Episcopal attentiveness also has to focus on the distinctiveness, the peculiarities of each time and place, for Kensington is not Kingsbury and Hounslow is not Harefield. What might be effective in one may not be so in another. This too is part of the richness of our Diocesan church, a richness which is not unfamiliar to our new bishop and which will call for his discernment.

During this celebration, we will invoke the prayers of the saints - and plenty of them! We have heard again the challenging question put to us by Jesus: ‘Do you love me?’ We have been reassured that the course of the life of each one of us has been in the mind of God before even we were conceived in the womb of our mother.
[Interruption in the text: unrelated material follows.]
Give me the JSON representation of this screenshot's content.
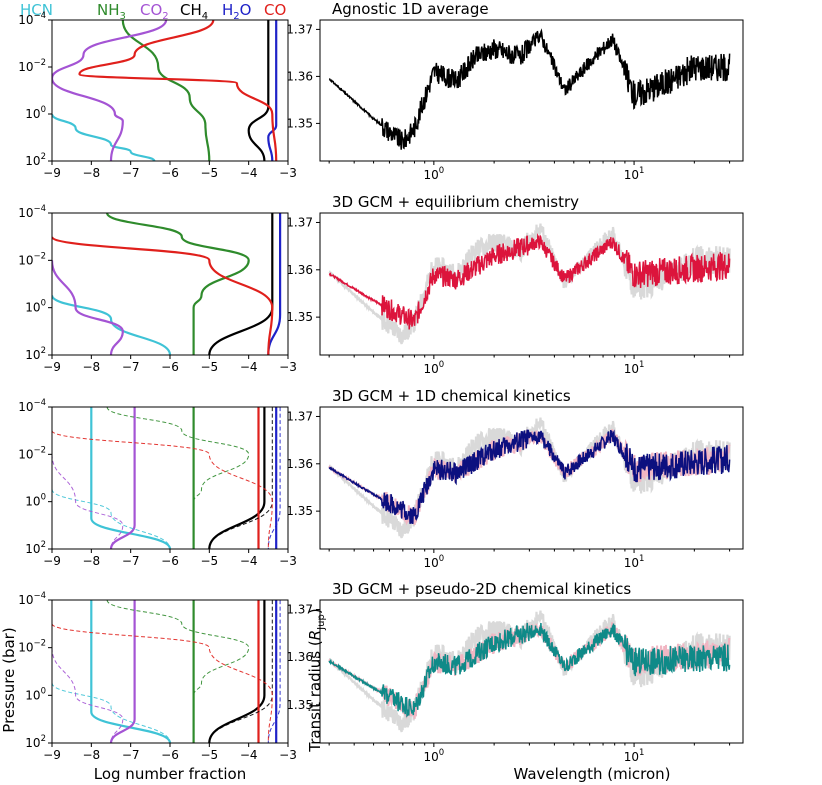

We have been instructed on how the different talents and services we each can offer are held together only through the one and same Spirit, the Spirit given in Jesus whose Body we are.

With these assurances we can, with our new bishop, answer the challenging question of the Lord with a strong response: ‘Yes, Lord, you know that I love you!’ Then we are ready to hear his call: ‘Feed my sheep!’ 

In fulfilling this commission, the challenge we face is different to that of St John Southworth or Bishop Richard Challoner. Our challenge, I suggest, is to find the right words and actions to speak to the hearts of so many in our society whose only preoccupation is with the troubling realities of each day, who have lost a ready openness to the presence and reality of God, and who have only the most tentative understanding of the love of God made visible in Christ Jesus, with his gifts of compassion, forgiveness and hope. ‘Feed my sheep’. This means giving credible expression in our daily living to the realities of faith and life revealed by our Blessed Lord. Then, step by step, we can realign all things to the praise and worship of God.

Now our new bishop, professing his love of the Lord, must give his response to the call he has received, making before us all the promises of episcopal ministry. As he does so, we promise him our love and our prayers.  Amen.